Ryan Christie is hoping that he’ll be dining out on Monday night – and in more ways than one.

The former Inverness Caledonian player has a wager with flat-mate Callum Ferguson, who plays up from for Albion Rovers; whoever scores owes the other a three-course slap-up dinner.

It is incentive enough for Christie who is determined that he will be the one sitting down to a feast.

“It will be very strange,” said Christie. “I don’t really know how it will feel. Obviously he wants to win and I want to win. We are both very competitive people; if one of us scores it’s a three course meal for the other one, that’s the bet.

“I’ve barely seen him actually because I’ve been away in Dubai. He’s been winding me up that I was away in the sun and he was playing in a mudbath at the weekend!

“We’ve spoken a bit about the game, but we’re keeping our cards close to our chest as of now.

“We play FIFA all the time but even little things around the flat it is about trying to get the better of the other one. I am not a bad cook but he is terrible. If I score, it might be a trip out to a restaurant.”

It is not all that Christie hopes he will be biting into this season.

With a League Cup already in the bag and a 19-point lead in the league table, Sunday afternoon’s game against Albion Rovers is the first step on a journey that could deliver Celtic’s first Treble for 17 years.

Only three Celtic teams have achieved such a feat and Christie is well aware of what is at stake.

The 21-year-old was part of the Inverness side who beat Celtic 3-2 after extra-time in the Scottish Cup semi-final at Hampden just under two years ago when the Highlanders denied Ronny Deila’s side a potential clean sweep.

Christie’s father, Charlie, was also part of the Inverness side who humbled John Barnes’ Celtic side away back in 2000 to put the former English internationalist out of a job in Glasgow.

It is no surprise, therefore, that Christie thinks he has something of a debt to pay his current club.“Maybe it’s time to repay the favour for Celtic,” he smiled.

While Moussa Dembele and Leigh Griffiths are likely to hang onto the starting jerseys when it comes to league duty, Sunday’s game could be a chance for Christie to get some game time under his belt.

The forward already has a Scottish Cup medal from the season he won it with Inverness, an experience that is so far the highlight of his career.

“Now looking back is when you really realise what kind of achievement it was,” he said. “At the time, we’d had such a good season that it just seemed to fit in with everything but looking back now, for the way it lifted the club and for such a young club like Inverness to bring the Scottish Cup back put the Highlands on the map in terms of Scottish football, which is brilliant.

“Experience wise I was quite fortunate at a young age to start in a Scottish Cup Final.

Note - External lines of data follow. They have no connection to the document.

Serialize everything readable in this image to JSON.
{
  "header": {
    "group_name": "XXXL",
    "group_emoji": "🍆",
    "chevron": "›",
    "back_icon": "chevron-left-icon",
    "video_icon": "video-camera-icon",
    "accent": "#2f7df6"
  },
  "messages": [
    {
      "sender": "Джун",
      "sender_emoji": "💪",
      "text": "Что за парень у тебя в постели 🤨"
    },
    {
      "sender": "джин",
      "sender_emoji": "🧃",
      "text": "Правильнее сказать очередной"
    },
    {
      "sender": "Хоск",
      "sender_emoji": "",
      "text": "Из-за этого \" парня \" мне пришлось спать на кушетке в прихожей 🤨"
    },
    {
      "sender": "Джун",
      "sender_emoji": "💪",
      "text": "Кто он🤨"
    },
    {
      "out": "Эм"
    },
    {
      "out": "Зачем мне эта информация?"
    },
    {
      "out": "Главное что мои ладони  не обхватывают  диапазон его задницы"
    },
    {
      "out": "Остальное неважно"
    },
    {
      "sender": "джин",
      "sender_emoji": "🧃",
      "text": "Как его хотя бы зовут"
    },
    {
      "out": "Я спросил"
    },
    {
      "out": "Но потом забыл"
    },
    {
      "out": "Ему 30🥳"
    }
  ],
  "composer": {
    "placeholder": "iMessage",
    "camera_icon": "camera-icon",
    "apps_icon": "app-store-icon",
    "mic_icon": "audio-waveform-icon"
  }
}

It gave me good experience going on from that to be able to deal with pressure of big games.”

Deila’s side were arguably denied a Treble by that contentious semi-final game – Craig Gordon was sent off and Josh Meekings was lucky to escape a red-card with Celtic leading 1-0 – but there was a sense of unease about that particular Hoops side.

Although they won the title with relative ease, there wasn’t the same fluency and ruthlessness that Brendan Rodgers has brought to the current team and Christie himself believes that Celtic’s fear factor has alerted other teams to just what they are capable of now.

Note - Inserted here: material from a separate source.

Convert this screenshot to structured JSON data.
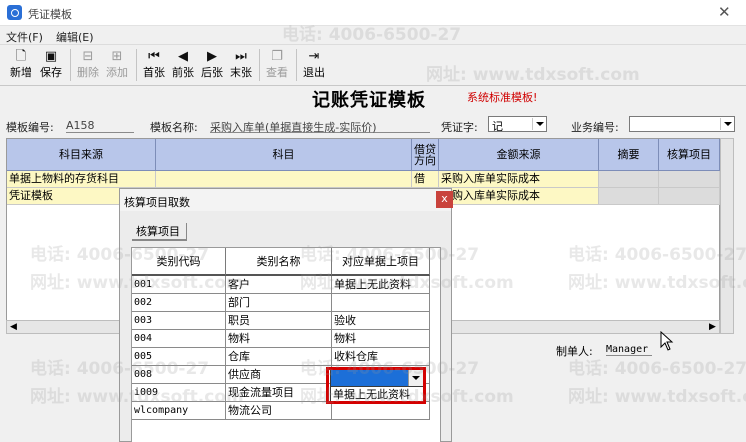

“It’s a credit to us and a credit to all the boys as I would say the dynamic has changed, in terms of the attitude of other clubs,” said Christie.

“Throughout the season in the league their idea would be to come to Celtic Park and frustrate, whereas there has been times in the past when teams would have fancied their chances at Celtic Park but that’s clearly out the window this season.

“But it’s the cup and, including this weekend, every team in the cup will fancy their chances of knocking us out as you never know what could happen.

“So that turns it on us and because we’re seen as one of the bigger teams in the cup and there’s that added pressure that maybe we should be winning it, so we have to make sure we rise to that.”

The talk of winning a Treble now will intensify as its possibility comes into sharp focus but for Christie, the manager’s mantra of never getting too far ahead remains at the forefront of his thinking.

“Our whole mindset from the start, and I know it is very clichés, has been about taking it just one or two games at a time and seeing where that gets us,” he said. “So far it has been good but if we want it to be a really successful season then we have to keep that mindset. We can’t look too far ahead and that starts with the game on Sunday.

“Whatever competition we are in, we want to win and we wouldn’t be happy with anything else. There is no added want to win, it is just normal.”